Ian Wilkes, a writer for ArsTechnica.com and apparently a former employee of Linden Labs, has just written a good article on how one should approach large systems design for applications that scale quickly.  While there’s little real technology discussion in the article, it underscores that the team, the development philosophy and the deployment method are all just as important as the technology.

A few years back, I had a similar experience with a company that I was working for as their application scaled to higher usages.  At this company, we were adding clients left and right.  Initially, the system was designed to implement a series of jobs on a job server that compiled data daily for their clients.  Over the year that I was there, the job stream for each client grew in complexity and the clients grew in number.  We were scaling in two directions at once.  Small errors that were handled by an on-call person once or twice a night, turned into all night affairs quickly.  Management didn’t listen to the cries of the developers, the same people that served on-call duty.  On-call became a dreaded nightmare because you were expected to work a full week and be on-call for the week.  80 – 90 hour weeks ensued with little to no sleep between pager rings.

It wasn’t until I implemented a simple system that captured the state of the job server nightly, that we began to see the full breadth of the problem.  All the developers knew we had a growing problem but we couldn’t quantify the problem to management so it was perceived as nothing but complaining for the sake of complaining.  We grew from 10,000 jobs to over 25,000 jobs while I was there.  The system continued to grow to over 40,000 jobs after I left.  On day one, we were operating at about 99% efficiency each night.  99% of our jobs would finish without failure.  The other 1% required input from an operator or the on-call person.  1% of 10,000 is 100 jobs every night that failed.  About 95% of those jobs simply needed to be restarted leaving 5 issues that needed to be solved nightly.  Not bad considering the code was decades old.  It didn’t scale.  As 10,000 jobs became 20,000 jobs we increased our total number of failures and then began to see load issues on the same servers that caused even more failures.  The web application that I built made it painfully obvious just how bad our system was performing because it charted failure rates on a daily basis and painted 99% or less reliability red, 99.1% – 99.9% yellow and 99.91% or more green.  Only when presented with lots of red numbers, did management figure out that something needed to be done.  By then it was too late and I suspect that we lost customers during that time because we couldn’t be attentive to customers needs while fighting fires in our job system.  From what I heard following my time with the company, they eventually achieved reliability in the range of 99.99%, though shortly after that, they architected a new version of the platform on a new software stack that wasn’t instrumented by my web application.  For the sake of their on-call staff, I hope the new architecture included instrumentation.

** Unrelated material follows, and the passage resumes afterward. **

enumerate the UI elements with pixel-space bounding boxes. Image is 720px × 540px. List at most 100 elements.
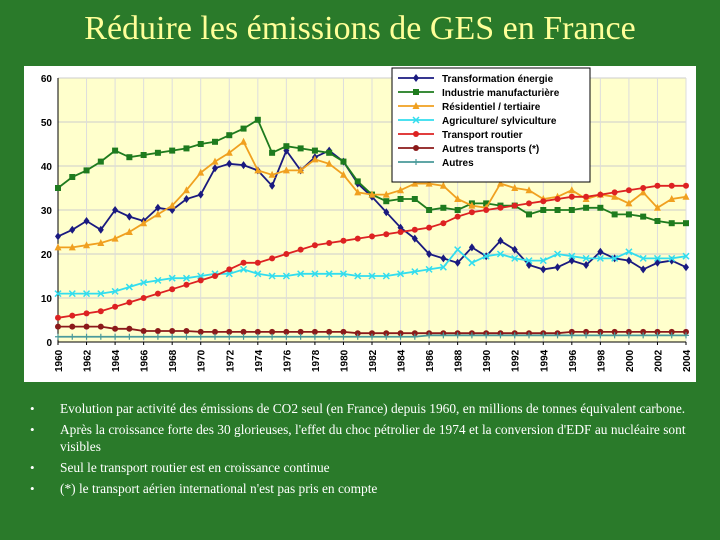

Needless to say, it was the one and only IT job I ever had where I was fired.  In showing the extent of the wounds to the current management, I slit my own throat.  That act was political suicide but I hated working 80 - 90 hour weeks and despised the toll it took on my family.  It was made all the worse because management was focused on selling more clients and didn’t see or care about the problem.  If they cared then their actions never showed it because any mention of improving system reliability was stuffed behind expanding the system for new customers.  I wasn’t getting any sort of benefit from working the extra hours either.  In fact, the company later went on to freeze bonuses during this time.  I learned more about large systems development from that experience than I have in any other position I’ve been in.

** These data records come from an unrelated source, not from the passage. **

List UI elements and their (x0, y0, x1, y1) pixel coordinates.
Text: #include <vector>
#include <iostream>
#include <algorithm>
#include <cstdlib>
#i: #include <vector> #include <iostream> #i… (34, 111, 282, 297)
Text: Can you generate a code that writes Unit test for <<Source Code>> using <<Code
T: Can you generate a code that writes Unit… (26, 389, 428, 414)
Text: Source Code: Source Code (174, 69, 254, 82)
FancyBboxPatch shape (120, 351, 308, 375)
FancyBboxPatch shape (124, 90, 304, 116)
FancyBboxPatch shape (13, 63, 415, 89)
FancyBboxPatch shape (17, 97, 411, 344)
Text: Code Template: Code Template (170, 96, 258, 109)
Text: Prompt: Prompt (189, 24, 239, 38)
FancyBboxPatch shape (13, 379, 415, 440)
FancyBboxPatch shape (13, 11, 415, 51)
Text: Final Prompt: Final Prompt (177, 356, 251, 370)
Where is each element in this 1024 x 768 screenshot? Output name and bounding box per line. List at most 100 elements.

So what does this have to do with Ian’s article.  It has everything to do with his article.  It touches on understanding the requirements and the need to ask the question, “How will x new feature impact system load?”  It touches on the need to focus development around error conditions and gracefully handling errors.  Most importantly, it talks about the need to instrument these large systems so that you can keep tabs on how well they are performing.  The company I worked for was a prime example of how a small startup can grow too fast for it’s own good and the incredibly difficult challenge presented to the company’s leadership of leading the company through the scaling process.